The command ship is telling us that the NVA [Northern Vietnamese Army] is closing in on us and to get out of there, and the Special Forces guys were engaging them at the perimeter… . We all stayed there trying to get the one remaining guy who was pinned out under the aircraft, and we wouldn’t leave. The command control ship … was yelling at us to get out, but we wouldn’t leave him behind…. We broke his collarbone, literally, pulling him to get him out from under the aircraft….That was one of the more difficult days and it went on for more than that. There were a number of missions like that over the next few days…. The Special Forces guys lost an awful lot of people in the … unit, as we did over that period of time.

I lost any thought that I think that there’s a power larger than us in the universe controlling any of what we do here day-to-day.
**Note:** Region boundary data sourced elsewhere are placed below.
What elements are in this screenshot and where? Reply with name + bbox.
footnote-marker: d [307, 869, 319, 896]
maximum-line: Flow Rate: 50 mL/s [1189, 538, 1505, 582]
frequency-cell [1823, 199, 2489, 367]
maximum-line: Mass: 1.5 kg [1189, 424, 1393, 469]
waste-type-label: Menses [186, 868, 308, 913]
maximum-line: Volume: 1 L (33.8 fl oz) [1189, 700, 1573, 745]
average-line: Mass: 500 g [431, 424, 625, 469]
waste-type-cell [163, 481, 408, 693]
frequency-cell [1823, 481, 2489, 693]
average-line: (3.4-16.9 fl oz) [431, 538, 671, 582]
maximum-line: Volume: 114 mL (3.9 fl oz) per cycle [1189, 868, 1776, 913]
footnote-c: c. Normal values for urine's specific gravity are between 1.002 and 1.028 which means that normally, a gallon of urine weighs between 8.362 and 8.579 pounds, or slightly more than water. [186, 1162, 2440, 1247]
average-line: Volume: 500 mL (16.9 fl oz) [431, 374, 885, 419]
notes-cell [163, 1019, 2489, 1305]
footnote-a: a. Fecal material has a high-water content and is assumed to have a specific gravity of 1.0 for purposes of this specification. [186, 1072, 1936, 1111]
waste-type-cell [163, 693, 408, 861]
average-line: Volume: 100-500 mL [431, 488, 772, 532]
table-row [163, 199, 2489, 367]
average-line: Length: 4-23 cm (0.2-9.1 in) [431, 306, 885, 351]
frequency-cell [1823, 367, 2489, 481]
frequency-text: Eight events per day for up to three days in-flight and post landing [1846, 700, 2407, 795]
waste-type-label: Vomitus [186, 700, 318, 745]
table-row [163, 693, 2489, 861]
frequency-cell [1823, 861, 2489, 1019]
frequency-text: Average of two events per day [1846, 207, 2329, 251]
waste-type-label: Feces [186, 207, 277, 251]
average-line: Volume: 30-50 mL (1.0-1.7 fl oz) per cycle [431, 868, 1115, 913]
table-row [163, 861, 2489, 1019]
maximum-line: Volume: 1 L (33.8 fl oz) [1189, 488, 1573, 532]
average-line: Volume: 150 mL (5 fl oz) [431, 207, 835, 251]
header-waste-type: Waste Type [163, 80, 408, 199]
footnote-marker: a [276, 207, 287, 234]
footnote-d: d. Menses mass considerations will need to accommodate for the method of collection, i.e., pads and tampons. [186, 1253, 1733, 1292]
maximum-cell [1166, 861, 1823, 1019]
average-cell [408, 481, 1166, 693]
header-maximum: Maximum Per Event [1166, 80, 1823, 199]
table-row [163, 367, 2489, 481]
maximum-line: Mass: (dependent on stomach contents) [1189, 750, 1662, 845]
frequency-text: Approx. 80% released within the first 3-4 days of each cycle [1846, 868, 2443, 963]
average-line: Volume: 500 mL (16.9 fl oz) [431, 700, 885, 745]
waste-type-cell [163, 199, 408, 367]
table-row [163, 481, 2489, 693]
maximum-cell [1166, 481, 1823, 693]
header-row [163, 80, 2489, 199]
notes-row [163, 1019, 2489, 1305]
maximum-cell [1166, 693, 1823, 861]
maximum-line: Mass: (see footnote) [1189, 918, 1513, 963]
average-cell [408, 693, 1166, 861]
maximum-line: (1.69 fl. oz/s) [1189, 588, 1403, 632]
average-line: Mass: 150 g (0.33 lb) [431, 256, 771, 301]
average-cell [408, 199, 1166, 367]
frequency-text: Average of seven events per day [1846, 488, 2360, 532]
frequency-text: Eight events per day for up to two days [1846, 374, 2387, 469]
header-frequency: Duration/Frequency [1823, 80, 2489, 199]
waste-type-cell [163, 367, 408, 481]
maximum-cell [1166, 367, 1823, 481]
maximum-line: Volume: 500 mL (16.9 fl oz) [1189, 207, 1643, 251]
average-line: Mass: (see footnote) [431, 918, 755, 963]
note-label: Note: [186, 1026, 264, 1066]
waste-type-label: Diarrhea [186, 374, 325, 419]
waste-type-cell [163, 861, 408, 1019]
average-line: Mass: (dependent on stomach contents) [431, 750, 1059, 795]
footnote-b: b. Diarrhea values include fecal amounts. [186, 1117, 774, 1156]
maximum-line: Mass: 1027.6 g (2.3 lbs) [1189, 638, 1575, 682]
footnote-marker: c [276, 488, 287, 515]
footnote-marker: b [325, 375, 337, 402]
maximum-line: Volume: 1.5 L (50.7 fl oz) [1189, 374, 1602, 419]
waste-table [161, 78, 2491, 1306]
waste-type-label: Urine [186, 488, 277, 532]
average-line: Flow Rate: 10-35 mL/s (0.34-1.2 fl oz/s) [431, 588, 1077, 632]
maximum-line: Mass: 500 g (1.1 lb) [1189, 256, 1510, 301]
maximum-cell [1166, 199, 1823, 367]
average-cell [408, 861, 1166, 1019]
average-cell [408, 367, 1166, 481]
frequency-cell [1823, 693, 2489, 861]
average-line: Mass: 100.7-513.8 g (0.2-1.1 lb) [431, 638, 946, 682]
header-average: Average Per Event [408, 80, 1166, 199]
I can remember distinctly one day flying out of the Ashua Valley, after having a horrific scene in my mind—and it’s still there—and saying if anybody’s paying attention, they’re not doing a very good job of it. . . . I guess I had to lose all that pie in the sky thought of it. Doesn’t mean there isn’t something larger than us, but I’ve personally probably changed my view of what I can potentially believe….

Outside of that I believe in a strong military force that’s a strong deterrent, [and that]bad people do bad things . . . Leave it up to the people that want to serve this country—and [who]do that for you—and hopefully respect them a little more when they come home.